Çat, pat yasal mermileriyle aynasızlar
Gittikçe daralan bir çemberin ortasındayım. Merhametsizlik ilerliyor tüm damarlarıma
Karanlık… Sıkıştırıyor bir köşede tüm insani duygularımı. Prangaların paslı ve ruhsuz köşeleri geliyor aklıma.
Düzensiz nefeslerime bir serseri bıçağı eşlik ediyor… Kafası düşüncelerim kadar bozuk delikanlı.
Meğer yaftam asılı boynumda.
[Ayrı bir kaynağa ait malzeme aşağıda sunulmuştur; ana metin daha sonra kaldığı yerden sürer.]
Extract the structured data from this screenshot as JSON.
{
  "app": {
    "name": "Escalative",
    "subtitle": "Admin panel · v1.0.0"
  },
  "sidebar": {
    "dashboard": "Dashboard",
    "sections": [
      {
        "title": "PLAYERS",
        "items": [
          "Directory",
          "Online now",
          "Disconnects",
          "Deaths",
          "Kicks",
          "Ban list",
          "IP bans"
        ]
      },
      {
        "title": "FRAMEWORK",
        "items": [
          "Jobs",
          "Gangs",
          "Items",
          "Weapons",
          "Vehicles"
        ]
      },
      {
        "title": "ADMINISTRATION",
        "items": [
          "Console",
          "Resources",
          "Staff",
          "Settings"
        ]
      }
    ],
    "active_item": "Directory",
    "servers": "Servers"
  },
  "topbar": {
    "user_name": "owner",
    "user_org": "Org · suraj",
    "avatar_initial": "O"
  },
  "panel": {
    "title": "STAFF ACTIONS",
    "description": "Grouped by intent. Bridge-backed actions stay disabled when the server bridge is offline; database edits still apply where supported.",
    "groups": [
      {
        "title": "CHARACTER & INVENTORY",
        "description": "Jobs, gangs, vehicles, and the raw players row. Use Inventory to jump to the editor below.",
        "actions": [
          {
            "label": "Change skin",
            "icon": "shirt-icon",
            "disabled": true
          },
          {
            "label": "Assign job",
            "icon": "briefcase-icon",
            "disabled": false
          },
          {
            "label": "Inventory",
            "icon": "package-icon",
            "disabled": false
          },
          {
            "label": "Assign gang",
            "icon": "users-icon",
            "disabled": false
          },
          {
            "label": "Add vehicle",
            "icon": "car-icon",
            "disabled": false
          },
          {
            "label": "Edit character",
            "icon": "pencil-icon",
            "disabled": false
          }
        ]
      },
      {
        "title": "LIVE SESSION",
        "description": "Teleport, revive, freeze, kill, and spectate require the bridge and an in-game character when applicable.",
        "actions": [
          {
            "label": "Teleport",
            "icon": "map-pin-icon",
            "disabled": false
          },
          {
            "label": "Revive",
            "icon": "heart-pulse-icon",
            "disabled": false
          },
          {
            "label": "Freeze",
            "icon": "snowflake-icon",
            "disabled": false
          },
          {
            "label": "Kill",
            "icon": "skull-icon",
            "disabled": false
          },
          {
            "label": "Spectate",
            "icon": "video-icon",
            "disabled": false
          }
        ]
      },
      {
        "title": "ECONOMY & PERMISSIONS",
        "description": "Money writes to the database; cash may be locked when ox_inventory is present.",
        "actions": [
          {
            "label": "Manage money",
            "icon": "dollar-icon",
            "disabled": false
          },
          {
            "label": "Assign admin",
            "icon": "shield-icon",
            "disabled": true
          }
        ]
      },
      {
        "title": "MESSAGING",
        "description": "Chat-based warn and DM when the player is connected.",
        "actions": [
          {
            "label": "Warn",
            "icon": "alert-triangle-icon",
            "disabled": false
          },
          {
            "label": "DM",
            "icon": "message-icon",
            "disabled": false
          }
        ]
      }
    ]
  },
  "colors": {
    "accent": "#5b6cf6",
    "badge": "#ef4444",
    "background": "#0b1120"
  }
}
Hüküm giydirilmiş bir idamlık… Suçu sokağa çıkmak, süslü iğneleri atıp, yırtık çoraba sığınmak.
Unutulmak, terkedilmek belki de bir kuyuya atılmak, sokağın büyüttüğü çocuk gibi duvarlara sarılmak.
Öyle taşımıyor ki ayaklarım beni… Yıllardır boşluğa resim çiziyorum sanki. Çığlıklara şahitlik etmiş sokak lambaları, siyah. Düzenli Arnavut taşlarının örtüsü… İzmaritler ve postacının düşürdüğü küçük kızın öyküsü.